Notunterbringung: Pflicht der Kommune
Die Unterbringungspflicht gegenüber Obdachlosen ergibt sich aus dem Polizei- und Ordnungsrecht der Länder, nicht aus dem Bundesrecht. Kommunen sind verpflichtet, Menschen, die auf der Straße zu Schaden kämen – etwa bei extremer Kälte –, in eine Notunterkunft einzuweisen. Diese Pflicht gilt für alle Personen auf dem Gemeindegebiet, also unabhängig vom Hauptwohnsitz.
Die Qualität der Notunterkünfte unterscheidet sich stark: Sammelunterkünfte, Winternotprogramme und betreute Einrichtungen existieren nebeneinander. Ein Anspruch auf eine abgeschlossene Wohnung lässt sich aus der Notunterbringungspflicht nicht ableiten. Die Einweisung ist zudem ein Verwaltungsakt der Gefahrenabwehr – sie ist befristet und wird bei anhaltender Obdachlosigkeit oft verlängert, ohne die Ursache zu lösen.
Rechtsgrundlagen im Überblick
- § 67 SGB XII
- Hilfe zur Überwindung besonderer sozialer Schwierigkeiten – Kerngrundlage für Eingliederungshilfe bei Wohnungslosigkeit
- §§ 27 ff. SGB XII
- Hilfe zum Lebensunterhalt für Personen außerhalb der Grundsicherung
- §§ 19–27 SGB II
- Bürgergeld für erwerbsfähige Personen unter 65 – auch ohne Wohnsitz grundsätzlich möglich
- § 4 AsylbLG
- Medizinische Basisversorgung für Personen mit unsicherem Aufenthaltsstatus
- Polizeigesetze der Länder
- Ordnungsrechtliche Unterbringungspflicht der Kommunen bei Gefahr für Leib und Leben
Sozialleistungen: Anspruch ohne Wohnsitz
Das häufigste Missverständnis: Wer keine Wohnung hat, bekomme auch kein Bürgergeld. Das stimmt nicht. Ein fester Wohnsitz ist keine Voraussetzung für Sozialleistungen, wohl aber eine Meldeadresse. Das Bundesmeldegesetz erlaubt es Kommunen, obdachlosen Personen eine sogenannte Anschrift der Hilfeleistungsstelle als Meldeanschrift zu vergeben – ein Notbehelfs-Instrument, das in der Praxis jedoch uneinheitlich gehandhabt wird.

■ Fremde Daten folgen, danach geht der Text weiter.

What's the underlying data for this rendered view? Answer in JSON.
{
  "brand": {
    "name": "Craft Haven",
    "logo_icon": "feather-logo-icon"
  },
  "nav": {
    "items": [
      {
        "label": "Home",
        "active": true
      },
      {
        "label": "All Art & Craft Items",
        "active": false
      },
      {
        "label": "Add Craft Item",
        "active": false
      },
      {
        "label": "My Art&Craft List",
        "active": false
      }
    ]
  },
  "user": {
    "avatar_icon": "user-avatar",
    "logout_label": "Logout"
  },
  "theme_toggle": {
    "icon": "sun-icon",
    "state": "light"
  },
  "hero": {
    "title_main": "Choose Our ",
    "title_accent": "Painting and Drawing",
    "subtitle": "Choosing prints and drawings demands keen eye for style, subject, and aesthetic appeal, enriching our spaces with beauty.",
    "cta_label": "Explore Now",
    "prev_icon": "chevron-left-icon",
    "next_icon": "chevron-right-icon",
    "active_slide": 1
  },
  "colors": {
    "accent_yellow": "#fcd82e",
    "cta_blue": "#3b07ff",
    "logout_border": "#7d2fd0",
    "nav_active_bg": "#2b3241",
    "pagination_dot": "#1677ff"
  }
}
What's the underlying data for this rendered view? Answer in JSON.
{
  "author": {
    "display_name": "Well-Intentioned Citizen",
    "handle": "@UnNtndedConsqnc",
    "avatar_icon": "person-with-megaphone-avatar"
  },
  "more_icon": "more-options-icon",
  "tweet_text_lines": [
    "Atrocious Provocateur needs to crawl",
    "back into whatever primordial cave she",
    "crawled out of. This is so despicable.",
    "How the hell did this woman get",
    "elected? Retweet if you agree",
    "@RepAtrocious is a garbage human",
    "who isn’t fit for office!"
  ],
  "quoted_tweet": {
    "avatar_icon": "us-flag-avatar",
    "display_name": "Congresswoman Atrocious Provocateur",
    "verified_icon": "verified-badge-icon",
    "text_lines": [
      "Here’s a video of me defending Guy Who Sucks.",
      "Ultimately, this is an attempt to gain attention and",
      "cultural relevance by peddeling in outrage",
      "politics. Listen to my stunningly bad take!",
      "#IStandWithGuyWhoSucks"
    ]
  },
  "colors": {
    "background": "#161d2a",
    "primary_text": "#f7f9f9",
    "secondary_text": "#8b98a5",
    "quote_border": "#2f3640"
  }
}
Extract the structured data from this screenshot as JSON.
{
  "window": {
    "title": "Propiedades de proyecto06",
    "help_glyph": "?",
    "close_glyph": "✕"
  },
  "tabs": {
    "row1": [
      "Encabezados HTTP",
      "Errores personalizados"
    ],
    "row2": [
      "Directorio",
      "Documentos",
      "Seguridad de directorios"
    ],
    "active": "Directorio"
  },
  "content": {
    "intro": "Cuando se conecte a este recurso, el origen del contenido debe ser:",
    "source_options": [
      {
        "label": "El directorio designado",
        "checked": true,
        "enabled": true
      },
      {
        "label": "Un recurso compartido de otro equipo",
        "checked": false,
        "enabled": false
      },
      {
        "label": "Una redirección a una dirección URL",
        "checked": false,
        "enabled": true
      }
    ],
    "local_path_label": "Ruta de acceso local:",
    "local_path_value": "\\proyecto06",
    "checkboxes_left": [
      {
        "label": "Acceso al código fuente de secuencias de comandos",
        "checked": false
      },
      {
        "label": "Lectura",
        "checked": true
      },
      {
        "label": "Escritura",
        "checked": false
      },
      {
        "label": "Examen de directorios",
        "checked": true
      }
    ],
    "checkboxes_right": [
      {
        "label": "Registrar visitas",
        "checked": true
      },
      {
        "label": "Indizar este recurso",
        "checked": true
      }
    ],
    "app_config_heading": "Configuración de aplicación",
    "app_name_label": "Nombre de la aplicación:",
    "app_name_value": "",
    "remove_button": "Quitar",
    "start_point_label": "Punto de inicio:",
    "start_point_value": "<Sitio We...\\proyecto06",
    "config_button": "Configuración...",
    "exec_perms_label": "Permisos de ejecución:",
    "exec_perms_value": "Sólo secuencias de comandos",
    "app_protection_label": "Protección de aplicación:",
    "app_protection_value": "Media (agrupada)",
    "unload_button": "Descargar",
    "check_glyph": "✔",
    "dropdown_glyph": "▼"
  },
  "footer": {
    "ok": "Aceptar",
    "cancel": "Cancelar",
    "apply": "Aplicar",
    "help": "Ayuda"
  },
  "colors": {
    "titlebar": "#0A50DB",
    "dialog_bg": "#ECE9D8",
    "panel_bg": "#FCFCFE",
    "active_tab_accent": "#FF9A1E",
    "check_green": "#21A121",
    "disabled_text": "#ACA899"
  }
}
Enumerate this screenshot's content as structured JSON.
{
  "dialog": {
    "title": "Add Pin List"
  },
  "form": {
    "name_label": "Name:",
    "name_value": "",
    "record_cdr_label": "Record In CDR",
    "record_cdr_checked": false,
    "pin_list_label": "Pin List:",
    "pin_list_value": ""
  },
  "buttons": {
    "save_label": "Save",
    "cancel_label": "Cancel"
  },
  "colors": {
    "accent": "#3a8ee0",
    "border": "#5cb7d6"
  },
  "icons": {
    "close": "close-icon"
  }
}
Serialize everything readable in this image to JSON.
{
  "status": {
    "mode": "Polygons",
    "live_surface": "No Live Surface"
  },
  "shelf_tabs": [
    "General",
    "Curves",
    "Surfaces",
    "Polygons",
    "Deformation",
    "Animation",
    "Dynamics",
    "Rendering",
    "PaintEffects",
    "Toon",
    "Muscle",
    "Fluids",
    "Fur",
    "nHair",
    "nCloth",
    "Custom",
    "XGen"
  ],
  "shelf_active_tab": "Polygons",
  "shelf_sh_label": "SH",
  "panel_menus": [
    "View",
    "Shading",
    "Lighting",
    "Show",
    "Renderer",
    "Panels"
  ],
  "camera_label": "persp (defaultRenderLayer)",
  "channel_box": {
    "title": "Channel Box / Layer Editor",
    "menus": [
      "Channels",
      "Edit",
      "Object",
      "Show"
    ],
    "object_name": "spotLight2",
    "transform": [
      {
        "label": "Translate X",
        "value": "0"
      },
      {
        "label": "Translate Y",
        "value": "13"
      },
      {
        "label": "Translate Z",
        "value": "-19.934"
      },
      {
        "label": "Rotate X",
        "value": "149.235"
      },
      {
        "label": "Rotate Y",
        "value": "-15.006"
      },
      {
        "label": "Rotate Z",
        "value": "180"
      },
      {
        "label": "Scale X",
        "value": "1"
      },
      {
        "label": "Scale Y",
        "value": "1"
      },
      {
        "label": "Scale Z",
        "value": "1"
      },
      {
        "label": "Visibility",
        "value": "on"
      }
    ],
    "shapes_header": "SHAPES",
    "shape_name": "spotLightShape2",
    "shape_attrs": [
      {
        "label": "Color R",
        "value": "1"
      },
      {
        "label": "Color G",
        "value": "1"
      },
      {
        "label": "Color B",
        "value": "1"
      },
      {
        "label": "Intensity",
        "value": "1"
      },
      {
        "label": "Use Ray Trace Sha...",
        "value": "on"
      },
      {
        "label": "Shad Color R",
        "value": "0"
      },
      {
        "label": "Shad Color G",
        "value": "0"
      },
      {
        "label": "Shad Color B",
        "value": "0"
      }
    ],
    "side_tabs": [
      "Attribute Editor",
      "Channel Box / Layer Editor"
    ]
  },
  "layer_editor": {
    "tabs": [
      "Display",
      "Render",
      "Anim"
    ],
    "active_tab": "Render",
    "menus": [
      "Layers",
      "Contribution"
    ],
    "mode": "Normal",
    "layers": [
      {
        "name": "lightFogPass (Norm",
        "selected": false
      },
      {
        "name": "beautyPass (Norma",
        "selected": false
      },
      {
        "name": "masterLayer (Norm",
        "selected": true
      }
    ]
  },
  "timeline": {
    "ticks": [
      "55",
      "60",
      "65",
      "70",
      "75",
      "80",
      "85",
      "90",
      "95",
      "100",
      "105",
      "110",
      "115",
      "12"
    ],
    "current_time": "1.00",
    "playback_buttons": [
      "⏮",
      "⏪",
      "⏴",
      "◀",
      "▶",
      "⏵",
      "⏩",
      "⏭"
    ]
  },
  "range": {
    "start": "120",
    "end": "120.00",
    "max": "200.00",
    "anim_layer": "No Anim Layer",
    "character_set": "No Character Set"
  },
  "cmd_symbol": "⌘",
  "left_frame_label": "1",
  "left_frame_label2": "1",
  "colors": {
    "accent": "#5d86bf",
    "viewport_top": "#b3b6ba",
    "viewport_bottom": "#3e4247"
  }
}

Ohne Meldung ist der Zugang zu Bürgergeld de facto blockiert, weil Jobcenter und Sozialämter postalische Erreichbarkeit verlangen. Hilfsorganisationen wie die Caritas oder die Diakonie bieten in vielen Städten eine Postadresse an. Einige Kommunen haben eigene Anlaufstellen für Wohnungslose eingerichtet, die als Meldeadresse dienen.
Bürgergeld (SGB II)
Erwerbsfähige Personen zwischen 15 und 65 Jahren haben Anspruch auf Bürgergeld, wenn sie ihren Lebensunterhalt nicht aus eigenen Mitteln bestreiten können. Der Regelbedarf für Alleinstehende beträgt 2025 monatlich 563 Euro. Wer keine Wohnung hat, erhält keinen gesonderten Kosten-der-Unterkunft-Anteil – dieser Posten entfällt, weil keine Mietkosten anfallen. Wird eine Unterkunft durch die Kommune gestellt, kann das Jobcenter Kosten verrechnen.
Sozialhilfe (SGB XII)
Für Personen, die nicht erwerbsfähig oder über 65 Jahre alt sind, ist die Sozialhilfe nach SGB XII zuständig. § 67 SGB XII sieht explizit Hilfen zur Überwindung besonderer sozialer Schwierigkeiten vor – dazu gehört ausdrücklich die Wohnungslosigkeit. Die Leistungen umfassen Unterkunft, Beratung, Begleitung und materielle Hilfen zur Wiedereingliederung.
Gesundheitsversorgung
Obdachlose ohne Krankenversicherung haben einen rechtlichen Anspruch auf Behandlung akuter Erkrankungen und Schmerzzustände. Das Sozialamt ist nach § 48 SGB XII verpflichtet, Krankenhilfe zu gewähren, wenn keine Krankenversicherung besteht. In der Praxis scheitert die Inanspruchnahme oft daran, dass Betroffene die Kosten nicht vorstrecken können und Krankenhäuser auf Vorauskasse bestehen.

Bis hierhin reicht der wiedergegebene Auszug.